Penemuan ini membantu mengubah pemikiran Barat bahwa daerah tropis adalah tempat "peradaban mati", kata Profesor Marcello Canuto, salah satu penulis dalam penelitian ini.

Sebaliknya, dikatakannya, bagian dunia ini adalah rumah bagi budaya yang kaya dan kompleks.

Mereka tidak bisa memastikan apa yang menyebabkan kehancuran dan akhirnya ditinggalkannya kota tersebut, namun para arkeolog mengatakan bahwa perubahan iklim adalah faktor utama.

Valeriana memiliki "ciri khas sebuah ibu kota" dan berada di urutan kedua dalam hal kepadatan bangunan setelah situs Calakmul yang spektakuler, yang berjarak sekitar 100 km.

"Tersembunyi di depan mata," kata para arkeolog, karena hanya berjarak 15 menit berjalan kaki dari jalan utama dekat Xpujil, di mana sebagian besar suku Maya sekarang tinggal.

Tidak ada foto-foto yang diketahui tentang kota yang hilang itu karena tidak ada yang pernah ke sana, meskipun masyarakat setempat mungkin menduga ada reruntuhan di bawah gundukan tanah.

Kota yang luasnya sekitar 16,6 km persegi ini memiliki dua pusat utama dengan bangunan-bangunan besar yang berjarak sekitar 2 km, yang dihubungkan oleh rumah-rumah padat dan jalan setapak.

Kota ini memiliki dua plaza dengan piramida kuil, tempat orang Maya beribadah, menyimpan harta karun seperti topeng batu giok, dan menguburkan orang yang meninggal.

Tempat ini juga memiliki lapangan di mana orang-orang memainkan permainan bola kuno. Ada juga bukti adanya waduk, yang mengindikasikan bahwa orang-orang menggunakan lanskap tersebut untuk mendukung populasi yang besar.

Secara keseluruhan, Auld-Thomas dan Prof Canuto mensurvei tiga lokasi berbeda di dalam hutan. Mereka menemukan 6.764 bangunan dengan berbagai ukuran.

Profesor Elizabeth Graham dari University College London, yang tidak terlibat dalam penelitian ini, mengatakan bahwa penelitian ini mendukung klaim bahwa suku Maya tinggal di kota besar atau kota kecil yang kompleks, bukan di desa-desa yang terpencil.

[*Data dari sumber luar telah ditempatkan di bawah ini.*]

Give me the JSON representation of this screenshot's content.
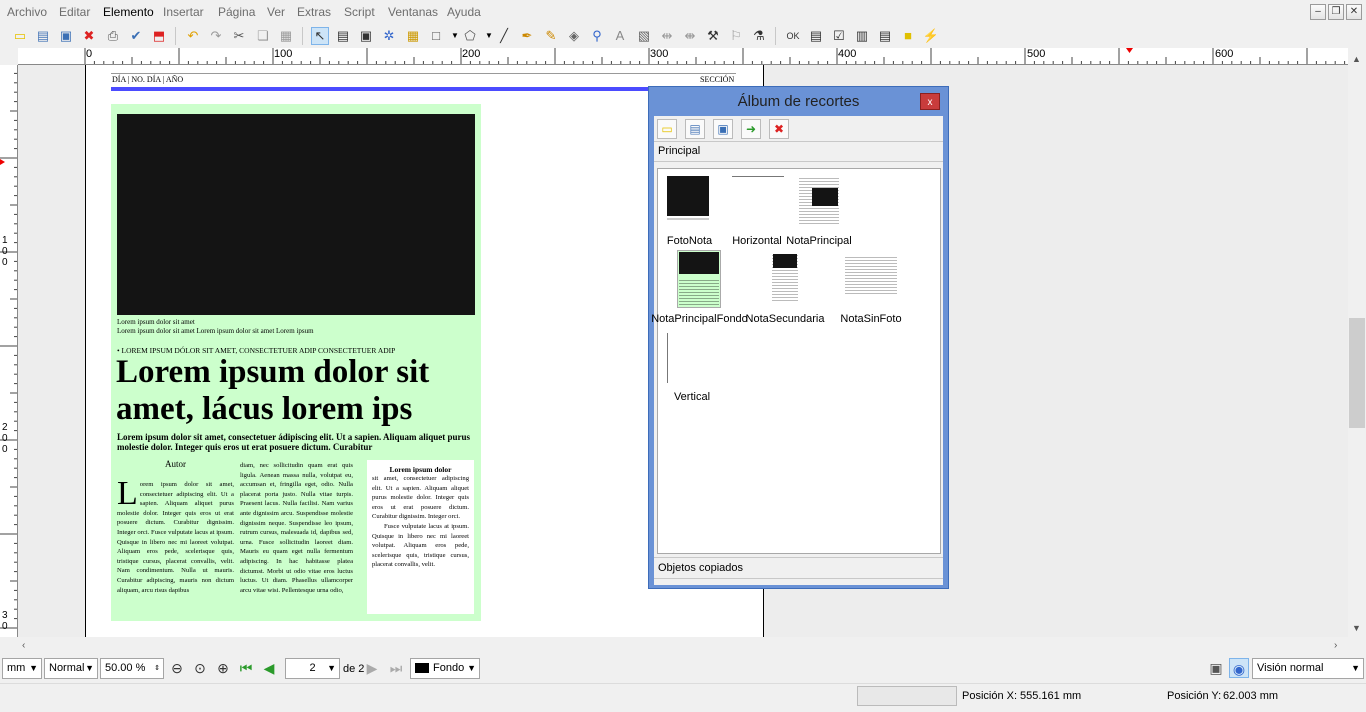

"Intinya adalah bahwa lanskap ini jelas-jelas telah menetap - yaitu, menetap di masa lalu - dan bukan, seperti yang terlihat dengan mata telanjang, tidak berpenghuni atau 'liar'," katanya.

Penelitian ini menunjukkan bahwa ketika peradaban Maya runtuh dari tahun 800 Masehi dan seterusnya, hal ini disebabkan oleh populasi mereka yang sangat padat dan tidak dapat bertahan dari masalah iklim.

"Ini menunjukkan bahwa lanskap tersebut benar-benar penuh dengan orang pada awal kondisi kekeringan dan tidak memiliki banyak fleksibilitas yang tersisa. Jadi mungkin seluruh sistem pada dasarnya terurai ketika orang-orang pindah lebih jauh," kata Auld-Thomas.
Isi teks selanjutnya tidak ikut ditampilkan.